"It wasn't enough rain to make an appreciable difference in the reservoirs, Jerry Dobrovolny, Vancouver's acting general manager of enginering services told reporters on Monday."We're still concerned about water use and water levels."
A record-breaking hot and dry May and June has left Metro Vancouver's water reservoirs at 75 per cent. Those levels are usually seen in late July or August.
Stage 2 water restrictions now limit lawn watering to one day a week for all properties.
Limits on car and power washing
It also places limits on power washing which is still allowed for health and safety reasons, but not for aesthetic reasons. Car washing is permitted, but only with a nozzle equipped with a spring-loaded shut off.
The restrictions apply to the the district too. Crews have cut back on watering in parks and watering only manually rather than through automatic sprinklers. Over the last week, the fire department has dealt with 11 small grass fires.
Despite the severity of the hot weather, many residents continue to flout the new water rules.
City officials have issued 850 warnings and handed out more a dozen tickets in the last couple of weeks. Violators face a fine of $250 for disregarding water restrictions.
Some water hogs still ignoring limits
Hundreds of water hogs across Metro Vancouver who continue to ignore watering restrictions have been warned to shut off their offending sprinklers or pay the price.

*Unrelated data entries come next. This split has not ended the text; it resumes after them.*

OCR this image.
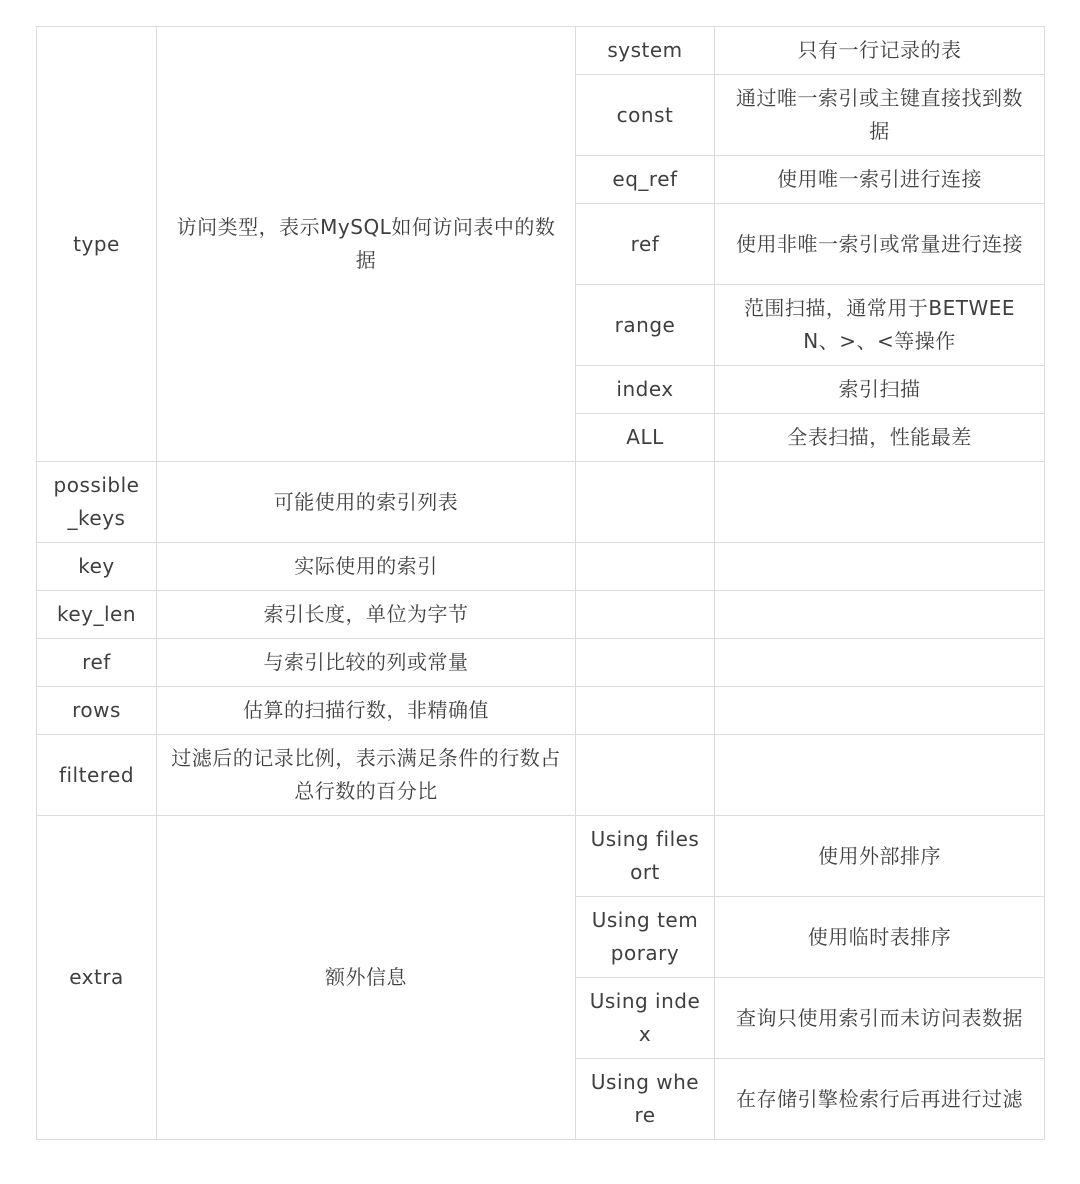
type	访问类型，表示MySQL如何访问表中的数据	system	只有一行记录的表
		const	通过唯一索引或主键直接找到数据
		eq_ref	使用唯一索引进行连接
		ref	使用非唯一索引或常量进行连接
		range	范围扫描，通常用于BETWEEN、>、<等操作
		index	索引扫描
		ALL	全表扫描，性能最差
possible_keys	可能使用的索引列表		
key	实际使用的索引		
key_len	索引长度，单位为字节		
ref	与索引比较的列或常量		
rows	估算的扫描行数，非精确值		
filtered	过滤后的记录比例，表示满足条件的行数占总行数的百分比		
extra	额外信息	Using filesort	使用外部排序
		Using temporary	使用临时表排序
		Using index	查询只使用索引而未访问表数据
		Using where	在存储引擎检索行后再进行过滤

So far the City of Vancouver has issued five tickets for $250 and 755 warnings, according to city spokesperson Patricia MacNeil.
But she warns, with the new restrictions in place, first-time offenders will now be getting tickets, rather than warnings.
Park rangers are going out every morning starting at 5 am to patrol green space and officials say the homeless who live in the park are being cooperative and not having camp fires.